All three major US indexes were in the red before markets even opened. Dow futures fell 189 points, or 0.4%, while S&P 500 futures slid 0.5%, and Nasdaq-100 futures dropped 0.7%.

Profit-taking kicked in as the summer wrapped. Names that have led the charge this year started bleeding. Nvidia was down 1.5%, and Palantir lost 2%, dragging down the tech sector.

The selling was clearly timed with the calendar flip. At the same time, bond traders didn’t hold back either. The 10-year Treasury yield rose to 4.29%, and the 30-year yield climbed to 4.98%, setting the tone for the day.

Wall Street shifts focus to jobs report and Fed call

August closed strong for US stocks, but nobody’s celebrating this week. Last month, the Dow gained more than 3%, the S&P 500 added nearly 2%, and the Nasdaq rose 1.6%. That made it four consecutive months of gains for the S&P 500. But traders quickly switched gears. The next big piece of data is Friday’s August jobs report, which could shape the Federal Reserve’s rate decision coming mid-September.

Overseas, Asia-Pacific markets had no clear direction. Some countries held firm, others slipped. The confusion is partly tied to the Shanghai Cooperation Organization summit in Tianjin. Trade tension weighed on sentiment after a federal appeals court ruled most of President Donald Trump’s global tariffs illegal.

On Monday, Trump wrote on Truth Social that India had offered to cut its tariffs on US imports to zero, but he made it clear he wasn’t impressed. “They have now offered to cut their Tariffs to nothing, but it’s getting late. They should have done so years ago,” Trump posted. He called the economic ties with India “one sided.”

Still, Indian equities posted modest gains. The Nifty 50 index rose 0.28%, and the BSE Sensex climbed 0.26% by early afternoon local time.
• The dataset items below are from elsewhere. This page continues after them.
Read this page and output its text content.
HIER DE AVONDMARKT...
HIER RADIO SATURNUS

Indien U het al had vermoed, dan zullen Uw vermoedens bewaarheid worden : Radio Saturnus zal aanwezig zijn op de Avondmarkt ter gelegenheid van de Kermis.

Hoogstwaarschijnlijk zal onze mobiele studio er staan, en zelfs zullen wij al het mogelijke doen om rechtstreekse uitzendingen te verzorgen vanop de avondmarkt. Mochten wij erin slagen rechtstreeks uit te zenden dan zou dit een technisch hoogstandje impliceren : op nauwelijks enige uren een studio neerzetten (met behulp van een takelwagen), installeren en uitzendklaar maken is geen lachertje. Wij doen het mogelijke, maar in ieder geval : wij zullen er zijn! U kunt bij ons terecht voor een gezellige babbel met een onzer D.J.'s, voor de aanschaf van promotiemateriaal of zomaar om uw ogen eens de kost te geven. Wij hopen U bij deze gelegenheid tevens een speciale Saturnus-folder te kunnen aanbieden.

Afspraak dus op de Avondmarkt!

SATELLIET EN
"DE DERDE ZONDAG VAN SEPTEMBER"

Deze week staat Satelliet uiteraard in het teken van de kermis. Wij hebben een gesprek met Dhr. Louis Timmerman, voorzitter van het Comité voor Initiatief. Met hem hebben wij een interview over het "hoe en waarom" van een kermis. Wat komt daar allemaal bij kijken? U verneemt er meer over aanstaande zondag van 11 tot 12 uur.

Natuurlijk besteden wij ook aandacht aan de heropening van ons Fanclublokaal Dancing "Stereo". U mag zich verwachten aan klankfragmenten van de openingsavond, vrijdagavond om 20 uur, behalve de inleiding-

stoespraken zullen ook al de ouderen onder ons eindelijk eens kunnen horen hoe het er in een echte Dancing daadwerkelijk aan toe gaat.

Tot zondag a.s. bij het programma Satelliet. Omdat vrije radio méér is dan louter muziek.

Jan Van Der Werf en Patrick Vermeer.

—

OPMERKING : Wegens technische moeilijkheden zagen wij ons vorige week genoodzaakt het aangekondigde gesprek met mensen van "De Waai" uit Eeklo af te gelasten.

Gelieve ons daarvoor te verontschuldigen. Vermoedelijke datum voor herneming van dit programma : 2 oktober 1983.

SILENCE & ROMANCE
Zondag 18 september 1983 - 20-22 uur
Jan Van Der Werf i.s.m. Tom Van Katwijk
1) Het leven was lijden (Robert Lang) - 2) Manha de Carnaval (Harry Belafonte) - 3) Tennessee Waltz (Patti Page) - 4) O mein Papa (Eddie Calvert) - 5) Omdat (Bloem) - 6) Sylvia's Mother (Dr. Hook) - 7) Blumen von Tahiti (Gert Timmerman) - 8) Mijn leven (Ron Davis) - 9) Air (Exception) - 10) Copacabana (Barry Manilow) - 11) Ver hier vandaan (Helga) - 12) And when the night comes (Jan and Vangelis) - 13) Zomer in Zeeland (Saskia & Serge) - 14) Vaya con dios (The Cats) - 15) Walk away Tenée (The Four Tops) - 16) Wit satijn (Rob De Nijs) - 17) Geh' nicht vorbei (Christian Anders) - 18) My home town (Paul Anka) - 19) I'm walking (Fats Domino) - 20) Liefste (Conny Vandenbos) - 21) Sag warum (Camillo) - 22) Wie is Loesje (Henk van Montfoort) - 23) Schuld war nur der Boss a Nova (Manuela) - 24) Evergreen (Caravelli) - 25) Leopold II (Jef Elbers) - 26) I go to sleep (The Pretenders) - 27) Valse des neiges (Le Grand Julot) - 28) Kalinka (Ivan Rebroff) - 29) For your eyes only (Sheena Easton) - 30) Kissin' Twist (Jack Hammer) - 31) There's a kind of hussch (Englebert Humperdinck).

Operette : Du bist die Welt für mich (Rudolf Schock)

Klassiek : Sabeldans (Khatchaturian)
Asian stocks split as inflation, politics and fines move markets

Japan’s Nikkei 225 ended Tuesday 0.29% higher at 42,310.49. The broader Topix index gained 0.61% to close at 3,081.88. One of the day’s top performers was a Japanese soft drink and wellness food company that surged 2.94%.

In South Korea, the Kospi index went up 0.94% to finish at 3,172.35, while the Kosdaq gained 1.15% to reach 794. New inflation numbers showed the country’s consumer price index rose 1.7% in August, the slowest pace since last November. That figure came in lower than the 2% forecast from Reuters economists and marked a drop from July’s 2.1%.

Not every market stayed positive. Hong Kong’s Hang Seng index fell 0.47% to 25,496.55, and mainland China’s CSI 300 dropped 0.74% to 4,490.45. Uncertainty around trade and the court ruling in the US pulled Chinese equities down.

Australia’s S&P/ASX 200 index slipped 0.3%, ending the day at 8,900.60. The country’s regulator, the Australian Securities and Investments Commission, fined a local unit of French bank Societe Generale AU$3.88 million (US$2.52 million) for failing to prevent sketchy orders in the electricity and wheat futures markets.

Australia also released current account data showing a deficit of AU$13.7 billion for the April-June quarter. That was slightly better than the AU$14.7 billion deficit recorded last quarter and beat the AU$16 billion economists had forecast, based on a Reuters poll.

Commodities were flat. Spot gold was trading at US$3,472.79 around 4:10 a.m. ET. The price was off session highs after earlier hitting US$3,503.32, a fresh record.

In currency markets, the US dollar was up 0.86% against the Japanese yen, trading at 148.47. In Japan, political fallout added to the noise. Hiroshi Moriyama, the secretary general of the ruling party and a close aide to the Prime Minister, announced plans to resign after taking responsibility for the party’s loss in the July 20 upper house election.